The inherent jurisdiction and costs

In Re PR (Application under the inherent jurisdiction: Costs) [2019] EWHC 2800 (Fam), Cobb J has confirmed that applications made in relation to vulnerable adults under the High Court’s inherent jurisdiction are governed by the Civil Procedure Rules when it comes to consideration of costs (and, by extension, in relation to all other procedural aspects).   On an application for costs following his earlier judgment made by the parents of the adult, Cobb J identified that “proceedings before the court under the inherent jurisdiction in respect of a vulnerable adult, albeit brought in the Family Division, are not categorised as ‘family proceedings’.”

In consequence, therefore, and unlike family proceedings (or proceedings in the Court of Protection concerning health and welfare), in which the general rule is that there is no order for costs, the general rule is that the unsuccessful party will be ordered to pay the costs of the successful party.

On the facts of the case Cobb J noted that:

14. The outcome of this application did not produce one or more obviously ‘successful’ party, nor one or more obviously ‘unsuccessful’ party (rule 44.2(2)(a)); it may be said that the proceedings achieved the Local Authority’s objective, but in the end resolved with no significant substantive order. Thus, there is no easy application of the ‘general rule’ (i.e. “that the unsuccessful party will be ordered to pay the costs of the successful party”).

15. I have acknowledged that cases of this kind raise extremely challenging issues for a local authority or other safeguarding agency. Indeed, this case is a paradigm example.

Having considered, inter alia, the urgency of the initial position, the way in which the local authority modified its position as the proceedings unfolded, and the limited potential for meaningful negotiation given the limited nature of disclosure to PR’s parents, Cobb J concluded that the proper order was no order as to costs.

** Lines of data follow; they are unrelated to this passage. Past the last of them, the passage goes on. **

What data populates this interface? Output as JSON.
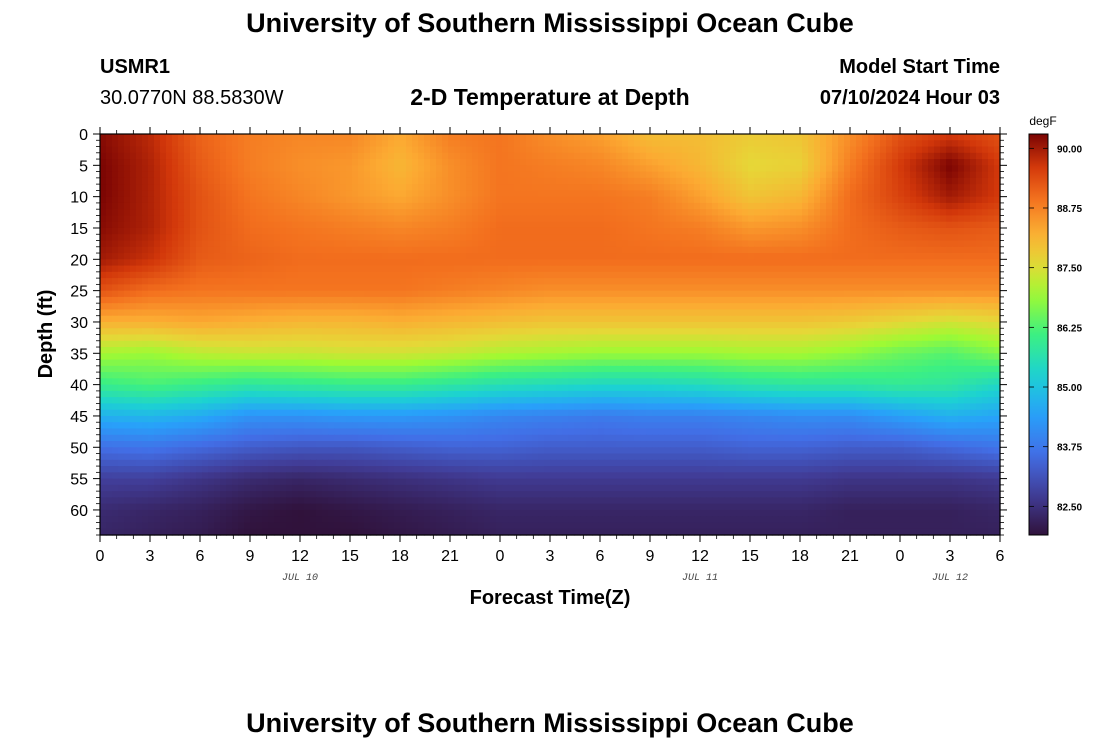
{
  "header": {
    "title": "University of Southern Mississippi Ocean Cube",
    "station_id": "USMR1",
    "coordinates": "30.0770N  88.5830W",
    "model_start_label": "Model Start Time",
    "model_start_time": "07/10/2024 Hour 03"
  },
  "footer": {
    "title": "University of Southern Mississippi Ocean Cube"
  },
  "chart_data": {
    "type": "heatmap",
    "title": "2-D Temperature at Depth",
    "xlabel": "Forecast Time(Z)",
    "ylabel": "Depth (ft)",
    "colorbar_label": "degF",
    "x_tick_labels": [
      "0",
      "3",
      "6",
      "9",
      "12",
      "15",
      "18",
      "21",
      "0",
      "3",
      "6",
      "9",
      "12",
      "15",
      "18",
      "21",
      "0",
      "3",
      "6"
    ],
    "x_range_hours": [
      0,
      54
    ],
    "date_labels": [
      {
        "text": "JUL 10",
        "hour": 12
      },
      {
        "text": "JUL 11",
        "hour": 36
      },
      {
        "text": "JUL 12",
        "hour": 51
      }
    ],
    "y_ticks": [
      0,
      5,
      10,
      15,
      20,
      25,
      30,
      35,
      40,
      45,
      50,
      55,
      60
    ],
    "y_range": [
      0,
      64
    ],
    "y_inverted": true,
    "colorbar_ticks": [
      "82.50",
      "83.75",
      "85.00",
      "86.25",
      "87.50",
      "88.75",
      "90.00"
    ],
    "color_range": [
      81.9,
      90.3
    ],
    "columns_hours": [
      0,
      3,
      6,
      9,
      12,
      15,
      18,
      21,
      24,
      27,
      30,
      33,
      36,
      39,
      42,
      45,
      48,
      51,
      54
    ],
    "rows_depth": [
      0,
      5,
      10,
      15,
      20,
      25,
      30,
      35,
      40,
      45,
      50,
      55,
      60,
      64
    ],
    "values": [
      [
        90.2,
        89.8,
        89.1,
        88.8,
        88.7,
        88.7,
        88.3,
        88.8,
        88.9,
        88.6,
        88.4,
        88.0,
        88.0,
        87.8,
        87.9,
        88.6,
        89.3,
        89.6,
        89.3
      ],
      [
        90.3,
        89.9,
        89.2,
        88.8,
        88.6,
        88.5,
        88.1,
        88.6,
        88.9,
        88.8,
        88.7,
        88.4,
        88.1,
        87.6,
        87.7,
        88.8,
        89.6,
        90.3,
        89.6
      ],
      [
        90.3,
        89.9,
        89.3,
        88.9,
        88.7,
        88.5,
        88.3,
        88.6,
        88.9,
        88.9,
        88.9,
        88.8,
        88.4,
        87.9,
        88.1,
        89.0,
        89.5,
        90.0,
        89.6
      ],
      [
        90.2,
        89.9,
        89.3,
        89.0,
        88.9,
        88.8,
        88.7,
        88.8,
        89.0,
        89.0,
        89.0,
        88.9,
        88.8,
        88.5,
        88.6,
        89.0,
        89.2,
        89.3,
        89.2
      ],
      [
        90.0,
        89.7,
        89.2,
        89.1,
        89.0,
        89.0,
        89.0,
        89.0,
        89.0,
        89.0,
        89.0,
        89.0,
        89.0,
        89.0,
        89.0,
        89.0,
        89.0,
        89.0,
        89.0
      ],
      [
        89.3,
        89.0,
        88.9,
        88.9,
        88.9,
        88.9,
        88.9,
        88.8,
        88.7,
        88.6,
        88.6,
        88.6,
        88.6,
        88.6,
        88.6,
        88.6,
        88.6,
        88.6,
        88.6
      ],
      [
        88.2,
        88.2,
        88.3,
        88.2,
        88.1,
        88.1,
        88.2,
        88.1,
        88.0,
        87.9,
        87.9,
        87.9,
        87.9,
        87.9,
        87.9,
        87.8,
        87.6,
        87.4,
        87.6
      ],
      [
        87.0,
        86.9,
        87.2,
        87.3,
        87.3,
        87.4,
        87.4,
        87.3,
        87.1,
        87.0,
        86.9,
        86.9,
        86.9,
        87.0,
        87.0,
        86.8,
        86.5,
        86.3,
        86.7
      ],
      [
        86.0,
        86.2,
        86.0,
        85.8,
        85.9,
        86.0,
        86.0,
        85.8,
        85.6,
        85.5,
        85.4,
        85.4,
        85.5,
        85.7,
        85.8,
        85.8,
        85.9,
        85.8,
        85.4
      ],
      [
        84.7,
        84.8,
        84.6,
        84.2,
        84.2,
        84.3,
        84.3,
        84.2,
        84.0,
        83.9,
        83.8,
        83.9,
        83.9,
        84.0,
        84.1,
        84.1,
        84.4,
        84.7,
        84.5
      ],
      [
        83.6,
        83.7,
        83.5,
        83.3,
        83.2,
        83.2,
        83.3,
        83.4,
        83.4,
        83.3,
        83.3,
        83.3,
        83.3,
        83.4,
        83.4,
        83.3,
        83.3,
        83.5,
        83.7
      ],
      [
        82.8,
        82.8,
        82.6,
        82.4,
        82.3,
        82.4,
        82.5,
        82.6,
        82.7,
        82.7,
        82.7,
        82.7,
        82.7,
        82.7,
        82.7,
        82.6,
        82.6,
        82.6,
        82.7
      ],
      [
        82.4,
        82.3,
        82.2,
        82.0,
        81.9,
        82.0,
        82.1,
        82.2,
        82.3,
        82.3,
        82.3,
        82.3,
        82.3,
        82.3,
        82.3,
        82.2,
        82.2,
        82.2,
        82.3
      ],
      [
        82.3,
        82.2,
        82.1,
        81.9,
        81.9,
        81.9,
        82.0,
        82.1,
        82.2,
        82.2,
        82.2,
        82.2,
        82.2,
        82.2,
        82.2,
        82.2,
        82.2,
        82.2,
        82.2
      ]
    ]
  }
}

By way of observation, that inherent jurisdiction proceedings are proceeding under the CPR only highlights the extent to which they should be the exception rather than the norm, as the CPR are set up for the adversarial resolution of disputes.  The processes of the Court of Protection (as reflected in the Court of Protection Rules) are “essentially inquisitorial rather than adversarial. In other words, the ambit of the litigation is determined, not by the parties, but by the court, because the function of the court is not to determine in a disinterested way a dispute brought to it by the parties, but rather, to engage in a process of assessing whether an adult is lacking in capacity, and if so, making decisions about his welfare that are in his best interests” (Cheshire West and Chester Council v P and M [2011] EWHC 1330 (COP) at para 52).